6 Reality-Based Predictions for Data in 2023

Lauren Balik
7 min readOct 31, 2022

--

This past week, Tomasz Tunguz of Redpoint shared his 9 Predictions for Data in 2023.

While there are some aspects of Tomasz’ piece I genuinely like and agree with, as the owner of America’s premier, top-tier data consultancy here are some reality-based predictions for data in 2023.

  1. The Reverse ETL category will double down on kitchenware-forward GTM tactics.
  2. DuckDB will be heralded as an initial win for WASM (and perhaps rightfully so) and it will get some additional eyeballs and meaningful use cases on it.
  3. dbt Labs peaks in revenue collection as more and more dbt Cloud customers realize all they are effectively doing is creating hedge fund alternative data for dbt Labs.
  4. CDW-first data observability peaks in revenue collection, as on-prem/hybrid/VPC enterprise-focused data observability companies lap them in revenue.
  5. Workflows shift from centralized data teams to operational teams through flexible, business user-friendly tooling such as Retool and Airtable.
  6. Benn Stancil will re-launch his weekly blog as a media empire, with data TikToks, a Twitch stream, and he will promote an Ethereum-based data team bartering system in lieu of FinOps.

1) Reverse ETL doubles down on kitchenware

Earlier this year, the worst thing to ever happen in my life happened: Reverse ETL vendor Census sent me a panini press in order to bribe me for pledged fealty to Census, and not Hightouch, as my preferred Reverse ETL choice when recommending Reverse ETL to customers.

As a distinguished and upstanding member of the data community, and as someone who acts in the best interests of my customers, I was shocked and appalled to be bribed with a panini press that retails at an MSRP of $24.95.

As everyone knows, it takes at least $50 in retail value to bribe me.

Exhibit A. The Reverse ETL bribe of a Cuisinart panini press.

If Reverse ETL vendor Census wishes to use kitchenware-focused bribes to get consultancies and services businesses to promote Census, it should look toward the high-end of kitchenware to make these bribes.

Cuisinart or even Hamilton Beach simply will not cut it for most consultancy owners and directors — we have finer tastes.

I believe Census has taken to heart this feedback from myself and others, and in 2023 will move toward a more Williams-Sonoma and Sur La Table style strategy of bribing fewer but higher value consultancies with more expensive kitchenware instead of taking a numbers game approach and attempting to mass bribe with cheaper alternatives.

If Census is to continue with sub-$50 kitchenware bribes, I suggest going with more niche or nuanced kitchenware solutions, such as the Bagel Guillotine from Sur La Table.

2) DuckDB will be heralded as an initial win for WASM

Venture capitalists and data professionals are right to be flocking to DuckDB.

However, databases for the sake of databases are not viable, and tangible business outcomes will need to drive adoption.
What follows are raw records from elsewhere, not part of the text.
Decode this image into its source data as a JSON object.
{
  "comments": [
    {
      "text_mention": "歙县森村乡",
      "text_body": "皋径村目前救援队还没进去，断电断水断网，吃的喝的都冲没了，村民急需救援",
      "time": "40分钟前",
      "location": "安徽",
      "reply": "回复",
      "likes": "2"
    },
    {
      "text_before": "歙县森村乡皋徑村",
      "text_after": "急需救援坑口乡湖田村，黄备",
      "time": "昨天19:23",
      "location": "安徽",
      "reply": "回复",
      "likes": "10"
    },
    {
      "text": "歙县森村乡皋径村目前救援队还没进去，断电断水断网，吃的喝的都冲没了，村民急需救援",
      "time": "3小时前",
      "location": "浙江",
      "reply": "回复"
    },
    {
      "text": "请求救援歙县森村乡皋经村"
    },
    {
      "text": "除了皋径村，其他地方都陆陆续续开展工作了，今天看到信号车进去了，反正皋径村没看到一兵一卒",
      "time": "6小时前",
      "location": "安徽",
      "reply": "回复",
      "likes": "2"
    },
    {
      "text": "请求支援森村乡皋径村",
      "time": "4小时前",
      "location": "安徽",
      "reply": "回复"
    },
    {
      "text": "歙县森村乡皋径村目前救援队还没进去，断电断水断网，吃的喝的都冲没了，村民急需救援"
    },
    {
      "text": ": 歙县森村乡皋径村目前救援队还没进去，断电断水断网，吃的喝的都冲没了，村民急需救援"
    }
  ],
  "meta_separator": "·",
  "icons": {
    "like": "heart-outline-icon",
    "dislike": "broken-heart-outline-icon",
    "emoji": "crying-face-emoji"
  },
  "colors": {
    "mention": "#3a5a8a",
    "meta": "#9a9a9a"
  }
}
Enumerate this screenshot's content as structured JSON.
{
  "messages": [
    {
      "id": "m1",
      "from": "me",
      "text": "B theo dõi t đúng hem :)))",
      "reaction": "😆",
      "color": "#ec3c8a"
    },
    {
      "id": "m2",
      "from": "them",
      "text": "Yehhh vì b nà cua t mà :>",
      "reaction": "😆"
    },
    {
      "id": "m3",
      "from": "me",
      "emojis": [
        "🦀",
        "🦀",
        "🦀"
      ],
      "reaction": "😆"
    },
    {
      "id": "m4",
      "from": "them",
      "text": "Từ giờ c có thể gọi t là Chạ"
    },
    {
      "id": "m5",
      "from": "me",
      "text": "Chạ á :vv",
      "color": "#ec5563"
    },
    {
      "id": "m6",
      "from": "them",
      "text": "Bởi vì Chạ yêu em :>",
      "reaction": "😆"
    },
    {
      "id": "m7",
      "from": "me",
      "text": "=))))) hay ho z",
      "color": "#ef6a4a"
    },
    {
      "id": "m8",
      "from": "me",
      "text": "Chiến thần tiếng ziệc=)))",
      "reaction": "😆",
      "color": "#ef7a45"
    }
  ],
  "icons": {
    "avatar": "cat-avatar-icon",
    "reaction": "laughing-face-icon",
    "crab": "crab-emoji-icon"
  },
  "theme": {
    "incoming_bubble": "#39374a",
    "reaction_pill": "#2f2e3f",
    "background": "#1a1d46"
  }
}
Rill Data’s ‘thick’ Developer Edition, which combines DuckDB with a Svelte front-end, is the most obvious path to gaining initial adoption for lightning-fast, sleek BI applications. Further, adoption among data scientists, analysts, and analytics engineers will be driven through managed DuckDB via MotherDuck, which should see a lot of adoption in early 2023 as they develop go-to-market.

As far as WASM goes, DuckDB’s core users will likely be a mix of data modelers/analyst types who will not necessarily even interact much with many of WASM capabilities. Although this will be a good, solid use case for the success of a WASM product, it is not enough to prove out the value of WASM longer-term.

Rust will continue to be lingua franca among top WASM-adjacent developers and will continue to be used by top applications as a recruiting tool.

WASM will still be early-days in 2023, at least in the data world.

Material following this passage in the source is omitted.